Ronald: Pero wag ka msasanay na lagi ako anjan..
Kel: bket? Andrama.
I definitely didn’t get his message.
Then I called him, he confirmed it. March 12, 3 days after my birthday (sa sborang windang ko I even counted it 4 days kay ronj haha), may isa akong friend na aalis. Waaaahhh. At ayun, naparanoid ako. Ayoko na din umalis si mimi kahit na I know she’ll be back naman agad. But the thought of them going, riding an airplane and you can’t see them when you wanted to see them badly, and the idea na they’re, in fact, not in the Philippines makes me cry. Yes cry. It’s what we call ‘mixed emotions”. Haha. And now, I’m really crying. (background song: the remedy by json mraz).

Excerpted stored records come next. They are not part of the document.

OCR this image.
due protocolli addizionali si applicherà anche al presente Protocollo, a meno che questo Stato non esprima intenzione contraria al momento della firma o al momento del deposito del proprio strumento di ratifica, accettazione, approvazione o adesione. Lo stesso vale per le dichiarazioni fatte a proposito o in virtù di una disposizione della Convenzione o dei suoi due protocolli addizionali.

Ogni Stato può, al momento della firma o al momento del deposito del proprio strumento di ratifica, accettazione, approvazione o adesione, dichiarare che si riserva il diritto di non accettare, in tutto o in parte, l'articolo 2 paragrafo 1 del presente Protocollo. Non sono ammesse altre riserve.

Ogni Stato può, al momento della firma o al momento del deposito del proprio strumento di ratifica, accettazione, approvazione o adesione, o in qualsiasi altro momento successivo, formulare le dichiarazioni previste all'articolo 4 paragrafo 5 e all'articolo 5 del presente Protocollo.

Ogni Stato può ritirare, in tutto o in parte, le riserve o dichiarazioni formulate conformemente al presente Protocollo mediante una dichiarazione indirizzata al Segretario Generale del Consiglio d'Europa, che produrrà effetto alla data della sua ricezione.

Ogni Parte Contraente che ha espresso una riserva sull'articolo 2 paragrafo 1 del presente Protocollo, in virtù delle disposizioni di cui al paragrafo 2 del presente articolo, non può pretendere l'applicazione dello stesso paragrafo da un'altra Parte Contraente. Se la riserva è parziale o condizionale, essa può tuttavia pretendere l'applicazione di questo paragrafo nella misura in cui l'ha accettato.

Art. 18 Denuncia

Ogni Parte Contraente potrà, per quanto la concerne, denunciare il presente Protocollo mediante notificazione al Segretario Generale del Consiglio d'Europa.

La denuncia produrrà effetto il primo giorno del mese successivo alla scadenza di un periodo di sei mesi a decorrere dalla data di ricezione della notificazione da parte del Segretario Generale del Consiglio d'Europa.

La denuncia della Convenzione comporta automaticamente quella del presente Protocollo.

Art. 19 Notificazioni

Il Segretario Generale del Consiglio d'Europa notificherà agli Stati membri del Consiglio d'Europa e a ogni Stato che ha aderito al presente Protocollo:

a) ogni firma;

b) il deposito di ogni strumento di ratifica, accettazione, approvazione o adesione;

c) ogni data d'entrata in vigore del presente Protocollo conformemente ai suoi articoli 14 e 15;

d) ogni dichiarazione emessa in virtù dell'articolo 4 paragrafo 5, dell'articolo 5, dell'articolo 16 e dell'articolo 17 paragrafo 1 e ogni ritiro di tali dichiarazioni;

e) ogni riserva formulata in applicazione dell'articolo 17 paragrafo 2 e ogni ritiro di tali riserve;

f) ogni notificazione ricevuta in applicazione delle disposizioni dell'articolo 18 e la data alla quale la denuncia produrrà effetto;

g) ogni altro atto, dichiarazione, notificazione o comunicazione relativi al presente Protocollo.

Kanina, is another we-have-a-day-break-and-we-really-need-to-see-each-other getaway. Although it’s not what we usually do--that after ADMU, lunch, then window-shopping, after which to mimi’s house and enjoy nothingness (just delete the latter part)--
it’s still worth the pagod and the pollution, plus the calories.
The best way to forget your month-long eye and mind sore (with books and photocopies by your bedside or even under your bed or in the corner of your cabinet, in short everywhere) is to sit inside Shakey’s Katipunan, sight seeing, with your bestest friends in the world. What else can beat that?? Waaahhh how comforting. *grinning* luv yah friends.I couldn’t wait for our next nothingness moments.
This 2-day vacation really helped a lot. My sanity came back; eye bag less droopy, and I assume everything is now back in to circulation.
Wooooohhhh summer na!!! Go kids, plan na.